Search code examples
pythonquotation-marks

Find and print text in quotation marks from a text file with python


I am a python beginner and want python to capture all text in quotation marks from a text file. I have tried the following:

filename = raw_input("Enter the full path of the file to be used: ")
input = open(filename, 'r')
import re
quotes = re.findall(ur'"[\^u201d]*["\u201d]', input)
print quotes

I get the error:

Traceback (most recent call last):
  File "/Users/nithin/Documents/Python/Capture Quotes", line 5, in <module>
    quotes = re.findall(ur'"[\^u201d]*["\u201d]', input)
  File "/Library/Frameworks/Python.framework/Versions/2.7/lib/python2.7/re.py", line 177, in findall
    return _compile(pattern, flags).findall(string)
TypeError: expected string or buffer

Can anyone help me out?


Solution

  • As Bakuriu has pointed out, you need to add .read() like so:

    quotes = re.findall(ur'[^\u201d]*[\u201d]', input.read())
    

    open() merely returns a file object, whereas f.read() will return a string. In addition, I'm guessing you are looking to get everything between two quotation marks instead of just zero or more occurences of [\^u201d] before a quotation mark.
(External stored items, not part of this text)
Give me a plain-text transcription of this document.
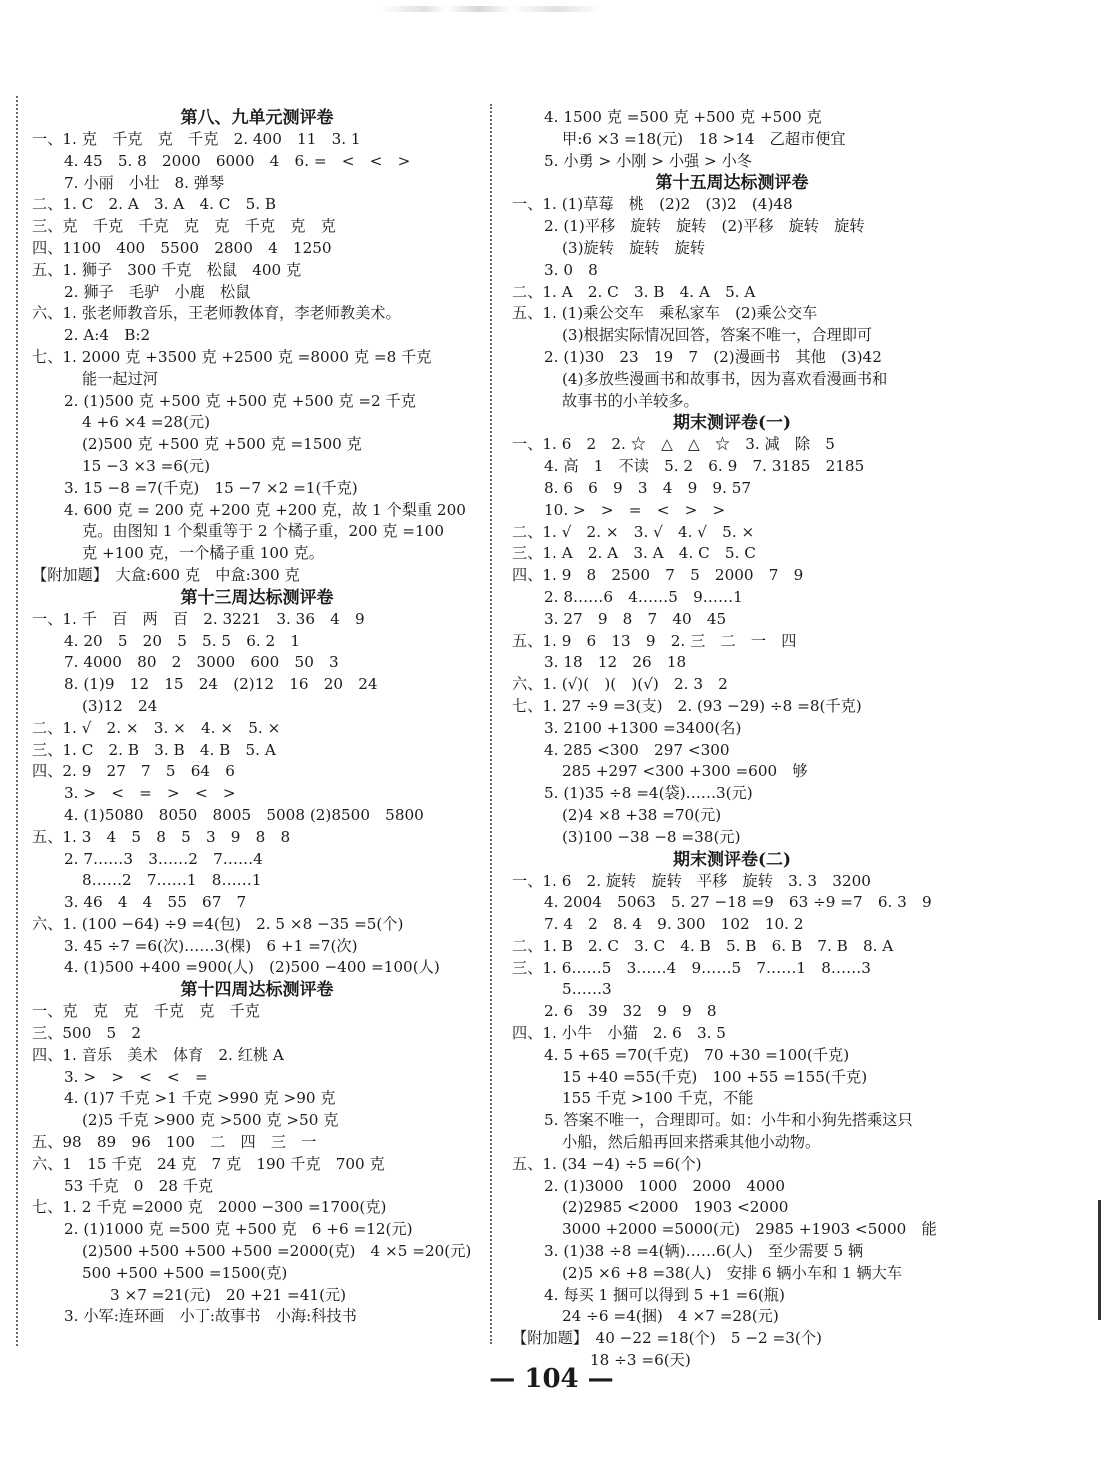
第八、九单元测评卷
一、1. 克　千克　克　千克　2. 400　11　3. 1
4. 45　5. 8　2000　6000　4　6. =　<　<　>
7. 小丽　小壮　8. 弹琴
二、1. C　2. A　3. A　4. C　5. B
三、克　千克　千克　克　克　千克　克　克
四、1100　400　5500　2800　4　1250
五、1. 狮子　300 千克　松鼠　400 克
2. 狮子　毛驴　小鹿　松鼠
六、1. 张老师教音乐，王老师教体育，李老师教美术。
2. A:4　B:2
七、1. 2000 克 +3500 克 +2500 克 =8000 克 =8 千克
能一起过河
2. (1)500 克 +500 克 +500 克 +500 克 =2 千克
4 +6 ×4 =28(元)
(2)500 克 +500 克 +500 克 =1500 克
15 −3 ×3 =6(元)
3. 15 −8 =7(千克)　15 −7 ×2 =1(千克)
4. 600 克 = 200 克 +200 克 +200 克，故 1 个梨重 200
克。由图知 1 个梨重等于 2 个橘子重，200 克 =100
克 +100 克，一个橘子重 100 克。
【附加题】　大盒:600 克　中盒:300 克
第十三周达标测评卷
一、1. 千　百　两　百　2. 3221　3. 36　4　9
4. 20　5　20　5　5. 5　6. 2　1
7. 4000　80　2　3000　600　50　3
8. (1)9　12　15　24　(2)12　16　20　24
(3)12　24
二、1. √　2. ×　3. ×　4. ×　5. ×
三、1. C　2. B　3. B　4. B　5. A
四、2. 9　27　7　5　64　6
3. >　<　=　>　<　>
4. (1)5080　8050　8005　5008 (2)8500　5800
五、1. 3　4　5　8　5　3　9　8　8
2. 7……3　3……2　7……4
8……2　7……1　8……1
3. 46　4　4　55　67　7
六、1. (100 −64) ÷9 =4(包)　2. 5 ×8 −35 =5(个)
3. 45 ÷7 =6(次)……3(棵)　6 +1 =7(次)
4. (1)500 +400 =900(人)　(2)500 −400 =100(人)
第十四周达标测评卷
一、克　克　克　千克　克　千克
三、500　5　2
四、1. 音乐　美术　体育　2. 红桃 A
3. >　>　<　<　=
4. (1)7 千克 >1 千克 >990 克 >90 克
(2)5 千克 >900 克 >500 克 >50 克
五、98　89　96　100　二　四　三　一
六、1　15 千克　24 克　7 克　190 千克　700 克
53 千克　0　28 千克
七、1. 2 千克 =2000 克　2000 −300 =1700(克)
2. (1)1000 克 =500 克 +500 克　6 +6 =12(元)
(2)500 +500 +500 +500 =2000(克)　4 ×5 =20(元)
500 +500 +500 =1500(克)
3 ×7 =21(元)　20 +21 =41(元)
3. 小军:连环画　小丁:故事书　小海:科技书
4. 1500 克 =500 克 +500 克 +500 克
甲:6 ×3 =18(元)　18 >14　乙超市便宜
5. 小勇 > 小刚 > 小强 > 小冬
第十五周达标测评卷
一、1. (1)草莓　桃　(2)2　(3)2　(4)48
2. (1)平移　旋转　旋转　(2)平移　旋转　旋转
(3)旋转　旋转　旋转
3. 0　8
二、1. A　2. C　3. B　4. A　5. A
五、1. (1)乘公交车　乘私家车　(2)乘公交车
(3)根据实际情况回答，答案不唯一，合理即可
2. (1)30　23　19　7　(2)漫画书　其他　(3)42
(4)多放些漫画书和故事书，因为喜欢看漫画书和
故事书的小羊较多。
期末测评卷(一)
一、1. 6　2　2. ☆　△　△　☆　3. 减　除　5
4. 高　1　不读　5. 2　6. 9　7. 3185　2185
8. 6　6　9　3　4　9　9. 57
10. >　>　=　<　>　>
二、1. √　2. ×　3. √　4. √　5. ×
三、1. A　2. A　3. A　4. C　5. C
四、1. 9　8　2500　7　5　2000　7　9
2. 8……6　4……5　9……1
3. 27　9　8　7　40　45
五、1. 9　6　13　9　2. 三　二　一　四
3. 18　12　26　18
六、1. (√)(　)(　)(√)　2. 3　2
七、1. 27 ÷9 =3(支)　2. (93 −29) ÷8 =8(千克)
3. 2100 +1300 =3400(名)
4. 285 <300　297 <300
285 +297 <300 +300 =600　够
5. (1)35 ÷8 =4(袋)……3(元)
(2)4 ×8 +38 =70(元)
(3)100 −38 −8 =38(元)
期末测评卷(二)
一、1. 6　2. 旋转　旋转　平移　旋转　3. 3　3200
4. 2004　5063　5. 27 −18 =9　63 ÷9 =7　6. 3　9
7. 4　2　8. 4　9. 300　102　10. 2
二、1. B　2. C　3. C　4. B　5. B　6. B　7. B　8. A
三、1. 6……5　3……4　9……5　7……1　8……3
5……3
2. 6　39　32　9　9　8
四、1. 小牛　小猫　2. 6　3. 5
4. 5 +65 =70(千克)　70 +30 =100(千克)
15 +40 =55(千克)　100 +55 =155(千克)
155 千克 >100 千克，不能
5. 答案不唯一，合理即可。如：小牛和小狗先搭乘这只
小船，然后船再回来搭乘其他小动物。
五、1. (34 −4) ÷5 =6(个)
2. (1)3000　1000　2000　4000
(2)2985 <2000　1903 <2000
3000 +2000 =5000(元)　2985 +1903 <5000　能
3. (1)38 ÷8 =4(辆)……6(人)　至少需要 5 辆
(2)5 ×6 +8 =38(人)　安排 6 辆小车和 1 辆大车
4. 每买 1 捆可以得到 5 +1 =6(瓶)
24 ÷6 =4(捆)　4 ×7 =28(元)
【附加题】　40 −22 =18(个)　5 −2 =3(个)
18 ÷3 =6(天)
— 104 —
So I would try this:

    quotes = re.findall(ur'[\u201d][^\u201d]*[\u201d]', input.read(), re.U)
    

    The re.U accounts for unicode. Or (if you don't have two sets of right double quotation marks and don't need unicode):

    quotes = re.findall(r'"[^"]*"', input.read(), re.U)
    

    Finally, you may want to choose a different variable than input, since input is a keyword in python.

    Your result might look something like this:

    >>> input2 = """
    cfrhubecf "ehukl wehunkl echnk
    wehukb ewni; wejio;"
    "werulih"
    """
    >>> quotes = re.findall(r'"[^"]*"', input2, re.U)
    >>> print quotes
    ['"ehukl wehunkl echnk\nwehukb ewni; wejio;"', '"werulih"']